要不都说苏秋意是个蠢人,林诗音更愿意借她的手去做坏事。
苏秋意在流云阁留下自己的真实姓名,又在秘药传人处留下自己的联系方式,不就等于在告诉别人,她是兵部侍郎府的千金小姐,她的名字是苏秋意?
林诗音自己就是不愿意留下痕迹,才会假借她的手去办事。
可惜苏秋意自己没有意识到这一点,还以为是自己的身份足够分量,才能让流云阁愿意把信息卖给她。
不过,她的身份确实起到一定的作用,因为流云阁做生意,一向只和有身份地位的人交易,平民百姓,并没有这个机会。
苏秋意买药的消息,不久就传到初禾的耳朵里。
那日午后,初禾坐在邹红院里的竹摇椅里,惬意地享受着温暖的阳光。她有好久没有这般放松过了。
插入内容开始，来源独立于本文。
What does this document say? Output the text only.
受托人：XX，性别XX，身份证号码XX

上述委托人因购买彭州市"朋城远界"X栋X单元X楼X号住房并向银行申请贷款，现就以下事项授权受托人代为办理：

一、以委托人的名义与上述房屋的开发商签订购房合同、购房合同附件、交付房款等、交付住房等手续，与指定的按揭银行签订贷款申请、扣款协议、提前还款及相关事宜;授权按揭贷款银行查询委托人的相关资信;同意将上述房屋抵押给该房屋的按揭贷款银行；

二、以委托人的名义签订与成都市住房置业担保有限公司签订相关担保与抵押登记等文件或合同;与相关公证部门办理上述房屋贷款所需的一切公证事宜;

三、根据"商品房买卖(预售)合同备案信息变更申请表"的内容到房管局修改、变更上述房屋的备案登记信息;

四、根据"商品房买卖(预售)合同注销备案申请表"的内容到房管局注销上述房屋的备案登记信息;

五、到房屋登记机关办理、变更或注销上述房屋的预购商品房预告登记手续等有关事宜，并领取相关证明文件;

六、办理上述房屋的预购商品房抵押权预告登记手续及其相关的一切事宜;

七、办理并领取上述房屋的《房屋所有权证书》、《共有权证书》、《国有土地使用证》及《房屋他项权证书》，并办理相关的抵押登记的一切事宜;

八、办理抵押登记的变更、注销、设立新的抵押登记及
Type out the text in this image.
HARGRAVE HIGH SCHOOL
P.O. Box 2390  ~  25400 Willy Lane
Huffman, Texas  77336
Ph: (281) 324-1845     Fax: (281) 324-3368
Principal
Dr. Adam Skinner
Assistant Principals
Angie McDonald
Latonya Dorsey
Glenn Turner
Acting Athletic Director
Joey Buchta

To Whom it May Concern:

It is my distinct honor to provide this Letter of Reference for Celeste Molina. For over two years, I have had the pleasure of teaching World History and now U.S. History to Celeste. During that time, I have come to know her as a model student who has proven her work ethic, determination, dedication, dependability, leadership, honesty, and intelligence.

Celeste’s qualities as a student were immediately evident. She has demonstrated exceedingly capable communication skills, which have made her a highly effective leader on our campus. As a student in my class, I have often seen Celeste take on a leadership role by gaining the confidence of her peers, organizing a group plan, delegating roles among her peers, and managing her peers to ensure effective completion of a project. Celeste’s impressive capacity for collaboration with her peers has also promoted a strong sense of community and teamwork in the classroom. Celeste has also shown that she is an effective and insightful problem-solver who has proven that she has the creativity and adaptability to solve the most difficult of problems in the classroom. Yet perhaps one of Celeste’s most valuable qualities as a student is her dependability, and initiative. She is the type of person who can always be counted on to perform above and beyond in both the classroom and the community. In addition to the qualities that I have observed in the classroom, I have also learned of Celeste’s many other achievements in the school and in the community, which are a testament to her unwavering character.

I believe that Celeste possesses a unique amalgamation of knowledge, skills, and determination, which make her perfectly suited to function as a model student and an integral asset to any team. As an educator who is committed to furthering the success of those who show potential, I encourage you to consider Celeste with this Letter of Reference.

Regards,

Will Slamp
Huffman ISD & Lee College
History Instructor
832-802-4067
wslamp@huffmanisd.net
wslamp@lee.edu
这几日,沈灼都有事要忙。刘家村大坟的事,引起皇帝的重视,兄弟俩不知做何布置,初禾并不关心,她只知道自从探大坟回来后,沈灼比往常忙了许多。
初禾并不想去参与沈灼的太多事,她自己手上还有一大堆事没有去办。所以这日,她吃过午饭后就出王府去回春堂看看修缮的进度,然后到邹红店里来,不想才一进门,就听到这个消息。
“苗族秘药?”初禾微眯着眼,玩味地琢磨着这四个字。
邹红坐在她身边的石凳上,一边摘着菜,一边陪着她说话。
前面店门是开着的,但她们都不担心有没有人来,因为若是有人进来,后院的风铃就会响起,这样她们也会知道。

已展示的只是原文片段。